The CBI investigations revealed that DoT had decided to procure 500 MARR sets in 1993-94. A committee was accordingly set up to select the best system available at the most affordable price. But Sukh Ram allegedly put his foot down and altered the committee's recommendations in favour of ARM's bid.
Rama Rao denies that ARM was shown any special consideration by DoT, although FIR registered by the CBI details the alleged favours given by DoT to Rao. CBI insiders claim that the original information regard ing the irregularity came from "a source" Stunning details came to light when information was investigated further.
Since the registration of the case August 8, till the raids on August 16, the whole operation was kept a well-guarded secret. Sukh Ram was out of the country and Runu Ghosh was shocked to see the CBI sleuths at her house.
Only after the completion of the swift and successful raids did the CBI director decide to brief the press. Smarting under snub received from the Supreme Court for hobnobbing with politicians under CBI scrutiny, he tried to dispel the notion that he held particular briefs for any politician, although he did not say whether Sukh Ram would be arrested on his return to India. Meanwhile, investigators are probing Rao's business and political connections—especially his career graph which rose dramatically after his statemate P.V. Narasimha Rao became prime minister in 1991.
The CBI plans to ask Rama Rao three things:whether he had any business links with Narasimha Rao's son, Prabhakar Rao; who helped him get the contract for the supply of the MARR systems; and who introduced him to the communications minister, if at all he was introduced to him?

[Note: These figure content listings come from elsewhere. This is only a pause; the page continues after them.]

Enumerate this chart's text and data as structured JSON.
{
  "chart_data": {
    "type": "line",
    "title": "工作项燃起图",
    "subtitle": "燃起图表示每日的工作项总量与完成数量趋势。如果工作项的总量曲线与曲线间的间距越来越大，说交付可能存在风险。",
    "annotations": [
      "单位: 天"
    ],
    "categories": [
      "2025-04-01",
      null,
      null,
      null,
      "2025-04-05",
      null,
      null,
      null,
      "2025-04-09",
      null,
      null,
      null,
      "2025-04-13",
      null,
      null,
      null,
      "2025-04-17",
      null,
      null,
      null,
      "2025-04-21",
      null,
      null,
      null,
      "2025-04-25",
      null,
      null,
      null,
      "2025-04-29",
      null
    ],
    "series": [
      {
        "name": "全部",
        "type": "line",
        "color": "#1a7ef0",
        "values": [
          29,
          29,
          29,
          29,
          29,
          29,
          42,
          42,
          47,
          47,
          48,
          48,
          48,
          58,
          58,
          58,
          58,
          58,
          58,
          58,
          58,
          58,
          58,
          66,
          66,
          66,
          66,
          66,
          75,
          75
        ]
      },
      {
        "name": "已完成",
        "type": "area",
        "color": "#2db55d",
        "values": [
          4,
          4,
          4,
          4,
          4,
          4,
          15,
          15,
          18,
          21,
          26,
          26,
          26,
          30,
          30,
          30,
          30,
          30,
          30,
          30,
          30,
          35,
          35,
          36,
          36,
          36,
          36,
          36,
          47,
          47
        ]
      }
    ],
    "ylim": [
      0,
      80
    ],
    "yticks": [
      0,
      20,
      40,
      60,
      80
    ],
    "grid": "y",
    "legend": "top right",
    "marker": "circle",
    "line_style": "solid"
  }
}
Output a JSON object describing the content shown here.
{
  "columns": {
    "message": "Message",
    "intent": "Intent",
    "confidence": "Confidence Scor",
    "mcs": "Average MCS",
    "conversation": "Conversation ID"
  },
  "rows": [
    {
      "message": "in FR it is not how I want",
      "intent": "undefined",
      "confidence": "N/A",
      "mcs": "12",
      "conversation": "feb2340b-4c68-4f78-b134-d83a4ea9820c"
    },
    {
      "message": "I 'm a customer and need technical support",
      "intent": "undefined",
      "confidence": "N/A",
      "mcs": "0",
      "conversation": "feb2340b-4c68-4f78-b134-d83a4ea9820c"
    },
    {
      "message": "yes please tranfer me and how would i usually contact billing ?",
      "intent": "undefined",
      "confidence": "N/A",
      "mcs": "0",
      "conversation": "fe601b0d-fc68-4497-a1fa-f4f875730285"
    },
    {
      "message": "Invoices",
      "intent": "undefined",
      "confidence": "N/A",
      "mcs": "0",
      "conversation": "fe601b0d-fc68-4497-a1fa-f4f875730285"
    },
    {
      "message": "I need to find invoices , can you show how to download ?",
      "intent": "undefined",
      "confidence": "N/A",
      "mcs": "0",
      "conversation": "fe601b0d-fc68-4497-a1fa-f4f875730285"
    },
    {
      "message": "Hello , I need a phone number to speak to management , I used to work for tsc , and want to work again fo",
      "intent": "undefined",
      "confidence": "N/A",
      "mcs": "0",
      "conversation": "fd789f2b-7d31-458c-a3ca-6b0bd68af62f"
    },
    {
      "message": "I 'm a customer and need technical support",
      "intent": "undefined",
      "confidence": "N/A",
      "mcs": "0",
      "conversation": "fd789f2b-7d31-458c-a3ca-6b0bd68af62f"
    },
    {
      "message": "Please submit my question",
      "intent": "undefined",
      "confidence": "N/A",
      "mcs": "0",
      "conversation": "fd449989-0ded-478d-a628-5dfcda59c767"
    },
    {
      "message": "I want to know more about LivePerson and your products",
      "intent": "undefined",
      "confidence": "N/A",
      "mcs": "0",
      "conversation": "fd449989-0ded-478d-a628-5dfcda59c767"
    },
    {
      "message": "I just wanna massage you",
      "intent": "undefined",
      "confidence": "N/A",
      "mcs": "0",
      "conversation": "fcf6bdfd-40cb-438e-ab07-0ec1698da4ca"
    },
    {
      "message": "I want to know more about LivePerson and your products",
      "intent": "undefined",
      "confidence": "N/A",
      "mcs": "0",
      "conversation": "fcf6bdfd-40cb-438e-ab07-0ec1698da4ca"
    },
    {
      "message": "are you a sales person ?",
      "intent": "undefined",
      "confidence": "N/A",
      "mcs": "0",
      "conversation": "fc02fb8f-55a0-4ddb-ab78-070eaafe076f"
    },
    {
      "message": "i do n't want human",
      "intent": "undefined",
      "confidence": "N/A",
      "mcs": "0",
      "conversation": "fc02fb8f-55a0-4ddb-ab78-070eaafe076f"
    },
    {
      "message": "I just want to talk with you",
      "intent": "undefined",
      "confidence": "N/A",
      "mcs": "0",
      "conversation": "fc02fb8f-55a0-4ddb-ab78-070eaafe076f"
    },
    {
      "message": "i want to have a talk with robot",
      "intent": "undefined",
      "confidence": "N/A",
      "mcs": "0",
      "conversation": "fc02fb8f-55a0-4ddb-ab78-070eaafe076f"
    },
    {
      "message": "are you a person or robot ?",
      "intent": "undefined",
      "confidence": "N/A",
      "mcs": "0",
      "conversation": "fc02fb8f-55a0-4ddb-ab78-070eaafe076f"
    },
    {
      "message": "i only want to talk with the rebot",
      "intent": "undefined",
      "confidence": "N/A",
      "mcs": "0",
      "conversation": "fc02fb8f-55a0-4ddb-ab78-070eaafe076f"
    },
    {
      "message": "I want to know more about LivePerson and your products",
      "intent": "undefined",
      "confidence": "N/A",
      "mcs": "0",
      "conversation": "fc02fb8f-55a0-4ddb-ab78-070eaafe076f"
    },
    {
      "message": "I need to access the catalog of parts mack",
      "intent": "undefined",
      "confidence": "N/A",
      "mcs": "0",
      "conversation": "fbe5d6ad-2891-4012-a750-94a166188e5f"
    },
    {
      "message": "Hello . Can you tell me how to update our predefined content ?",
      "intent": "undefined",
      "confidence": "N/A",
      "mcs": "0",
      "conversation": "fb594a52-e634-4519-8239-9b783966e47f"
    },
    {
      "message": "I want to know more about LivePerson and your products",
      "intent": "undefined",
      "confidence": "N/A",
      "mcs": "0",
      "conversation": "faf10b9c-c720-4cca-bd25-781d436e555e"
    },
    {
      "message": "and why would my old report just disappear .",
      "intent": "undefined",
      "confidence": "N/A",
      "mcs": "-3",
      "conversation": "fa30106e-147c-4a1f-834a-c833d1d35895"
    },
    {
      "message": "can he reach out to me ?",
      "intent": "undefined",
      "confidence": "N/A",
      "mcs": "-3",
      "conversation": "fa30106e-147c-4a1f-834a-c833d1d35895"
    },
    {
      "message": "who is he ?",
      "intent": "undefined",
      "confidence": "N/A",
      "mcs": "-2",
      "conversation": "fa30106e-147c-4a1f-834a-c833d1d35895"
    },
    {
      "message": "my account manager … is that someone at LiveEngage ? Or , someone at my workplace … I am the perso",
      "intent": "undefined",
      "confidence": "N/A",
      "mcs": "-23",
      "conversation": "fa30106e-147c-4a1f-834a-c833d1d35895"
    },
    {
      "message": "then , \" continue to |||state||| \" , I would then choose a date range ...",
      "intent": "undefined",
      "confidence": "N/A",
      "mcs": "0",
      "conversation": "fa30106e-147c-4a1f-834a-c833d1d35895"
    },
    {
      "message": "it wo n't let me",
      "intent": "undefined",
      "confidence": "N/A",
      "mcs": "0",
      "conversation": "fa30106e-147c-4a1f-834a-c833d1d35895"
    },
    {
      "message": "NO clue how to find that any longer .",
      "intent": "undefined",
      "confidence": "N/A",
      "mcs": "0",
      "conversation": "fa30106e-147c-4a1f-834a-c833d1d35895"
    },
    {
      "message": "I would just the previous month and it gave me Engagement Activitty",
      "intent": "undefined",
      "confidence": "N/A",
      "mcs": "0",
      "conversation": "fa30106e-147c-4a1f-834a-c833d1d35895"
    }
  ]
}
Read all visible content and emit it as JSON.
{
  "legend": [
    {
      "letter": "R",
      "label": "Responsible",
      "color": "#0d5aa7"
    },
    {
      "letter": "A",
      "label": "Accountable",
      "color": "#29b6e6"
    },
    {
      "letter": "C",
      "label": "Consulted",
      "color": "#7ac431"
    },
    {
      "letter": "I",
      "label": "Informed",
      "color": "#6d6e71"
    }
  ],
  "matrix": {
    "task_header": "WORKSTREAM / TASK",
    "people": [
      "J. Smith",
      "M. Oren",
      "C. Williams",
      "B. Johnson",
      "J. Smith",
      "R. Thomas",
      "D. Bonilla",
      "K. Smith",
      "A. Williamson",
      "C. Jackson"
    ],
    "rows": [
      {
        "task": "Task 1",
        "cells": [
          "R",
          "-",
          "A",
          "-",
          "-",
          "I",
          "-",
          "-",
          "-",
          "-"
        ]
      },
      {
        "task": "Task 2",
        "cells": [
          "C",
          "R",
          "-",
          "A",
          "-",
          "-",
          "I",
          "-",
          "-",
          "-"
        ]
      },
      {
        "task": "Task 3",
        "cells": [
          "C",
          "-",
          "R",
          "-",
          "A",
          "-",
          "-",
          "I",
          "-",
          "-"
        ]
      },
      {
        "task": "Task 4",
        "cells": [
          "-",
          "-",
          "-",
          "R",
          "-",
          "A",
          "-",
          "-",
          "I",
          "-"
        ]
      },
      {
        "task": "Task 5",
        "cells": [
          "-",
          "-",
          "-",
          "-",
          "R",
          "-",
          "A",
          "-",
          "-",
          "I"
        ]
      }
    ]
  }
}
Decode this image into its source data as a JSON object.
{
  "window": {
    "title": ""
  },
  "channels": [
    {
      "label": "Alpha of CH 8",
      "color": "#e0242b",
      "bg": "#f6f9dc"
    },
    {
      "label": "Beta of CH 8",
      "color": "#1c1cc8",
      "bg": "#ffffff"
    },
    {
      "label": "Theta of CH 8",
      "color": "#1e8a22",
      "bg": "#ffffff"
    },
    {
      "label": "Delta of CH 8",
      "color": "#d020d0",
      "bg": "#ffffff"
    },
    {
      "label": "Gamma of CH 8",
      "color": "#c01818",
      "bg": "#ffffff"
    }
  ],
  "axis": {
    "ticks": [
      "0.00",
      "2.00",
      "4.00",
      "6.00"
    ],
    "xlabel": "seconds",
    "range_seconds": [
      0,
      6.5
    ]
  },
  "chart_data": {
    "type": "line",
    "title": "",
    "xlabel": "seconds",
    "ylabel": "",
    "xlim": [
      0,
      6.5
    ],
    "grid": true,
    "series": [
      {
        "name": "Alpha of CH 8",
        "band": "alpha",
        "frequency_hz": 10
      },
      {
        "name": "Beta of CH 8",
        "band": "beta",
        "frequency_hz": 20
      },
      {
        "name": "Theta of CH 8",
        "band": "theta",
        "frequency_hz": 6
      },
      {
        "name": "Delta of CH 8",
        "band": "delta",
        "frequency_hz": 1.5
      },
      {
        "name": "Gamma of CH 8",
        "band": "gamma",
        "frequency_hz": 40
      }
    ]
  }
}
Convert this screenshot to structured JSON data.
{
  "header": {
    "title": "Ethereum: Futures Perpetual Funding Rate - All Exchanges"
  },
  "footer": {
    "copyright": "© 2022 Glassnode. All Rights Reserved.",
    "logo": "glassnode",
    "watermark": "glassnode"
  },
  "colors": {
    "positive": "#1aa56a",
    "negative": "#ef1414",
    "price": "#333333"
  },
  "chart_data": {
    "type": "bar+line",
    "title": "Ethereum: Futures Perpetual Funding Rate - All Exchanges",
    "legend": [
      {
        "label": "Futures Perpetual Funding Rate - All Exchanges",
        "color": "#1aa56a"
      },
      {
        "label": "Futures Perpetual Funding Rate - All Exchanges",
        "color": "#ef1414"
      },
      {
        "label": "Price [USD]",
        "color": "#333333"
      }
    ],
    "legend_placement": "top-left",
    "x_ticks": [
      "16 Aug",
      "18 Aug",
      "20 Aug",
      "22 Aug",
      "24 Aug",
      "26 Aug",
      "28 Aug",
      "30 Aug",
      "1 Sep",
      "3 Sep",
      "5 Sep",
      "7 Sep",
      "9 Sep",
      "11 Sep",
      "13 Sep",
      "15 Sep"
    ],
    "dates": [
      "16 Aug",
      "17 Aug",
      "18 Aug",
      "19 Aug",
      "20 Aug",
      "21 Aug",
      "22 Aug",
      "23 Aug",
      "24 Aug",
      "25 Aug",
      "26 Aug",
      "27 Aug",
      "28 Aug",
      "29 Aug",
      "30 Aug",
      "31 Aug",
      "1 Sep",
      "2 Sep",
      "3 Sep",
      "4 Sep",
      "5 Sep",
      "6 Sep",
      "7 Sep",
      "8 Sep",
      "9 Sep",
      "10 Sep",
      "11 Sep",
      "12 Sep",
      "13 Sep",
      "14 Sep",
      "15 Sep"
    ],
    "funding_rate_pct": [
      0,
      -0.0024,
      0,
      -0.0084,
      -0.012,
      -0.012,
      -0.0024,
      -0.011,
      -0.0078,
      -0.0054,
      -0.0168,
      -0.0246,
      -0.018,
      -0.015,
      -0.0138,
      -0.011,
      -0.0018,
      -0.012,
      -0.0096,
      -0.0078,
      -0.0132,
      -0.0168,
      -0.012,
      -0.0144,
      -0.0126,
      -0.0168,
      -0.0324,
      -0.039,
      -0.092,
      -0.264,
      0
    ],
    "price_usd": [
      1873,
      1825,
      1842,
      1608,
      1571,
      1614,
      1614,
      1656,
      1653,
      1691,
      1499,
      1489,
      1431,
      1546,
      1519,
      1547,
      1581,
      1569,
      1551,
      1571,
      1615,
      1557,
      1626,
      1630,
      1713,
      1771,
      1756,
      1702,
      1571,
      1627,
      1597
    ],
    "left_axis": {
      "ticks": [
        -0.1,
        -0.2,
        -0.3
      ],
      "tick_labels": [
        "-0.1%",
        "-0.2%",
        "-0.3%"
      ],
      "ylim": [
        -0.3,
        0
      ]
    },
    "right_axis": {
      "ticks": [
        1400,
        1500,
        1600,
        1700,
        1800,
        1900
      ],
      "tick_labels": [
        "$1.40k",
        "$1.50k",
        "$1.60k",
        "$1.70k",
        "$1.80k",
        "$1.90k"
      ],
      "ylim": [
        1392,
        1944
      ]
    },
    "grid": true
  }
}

When the CBI conducted the raids, they had no idea they would stumble upon such a huge amount of cash. In all, the sleuths recovered Rs 2.45 crore from Sukh Ram's Safdarjang Lane house in the capital and Rs 1.16 crore from his Mandi residence in Himachal Pradesh. The agency has also iden-tified lockers belonging to Sukh Ram, but they are yet to be broken.
From the raid on Runu Ghosh's house, the CBI recovered about one kilo gold worth Rs 10.26 lakh, foreign currency worth Rs 1 lakh and Rs 1.32 lakh in hard cash. Investigators said that since foreign exchange was also recovered from Ghosh's house, she could come under the purview of the Foreign Exchange Regulation Act. Ghosh allegedly played a key role in finalising the deal. She was interrogated for several hours before being arrested on August 17.
What last week's raids achieved was to swing the spotlight firmly onto the telecom scam once again. Last August, Himachal Futuristic Communications (HFCL) bid a whopping Rs 85,000 crore and emerged the highest bidder in nine telephone circles. Sukh Ram's announcement that a bidder would be allowed only three circles was seen as a coup de grace for the HFCL plot. His stand was vindicated when the Supreme Court upheld the three-circle cap, but the CBI raids could open a fresh kettle of fish.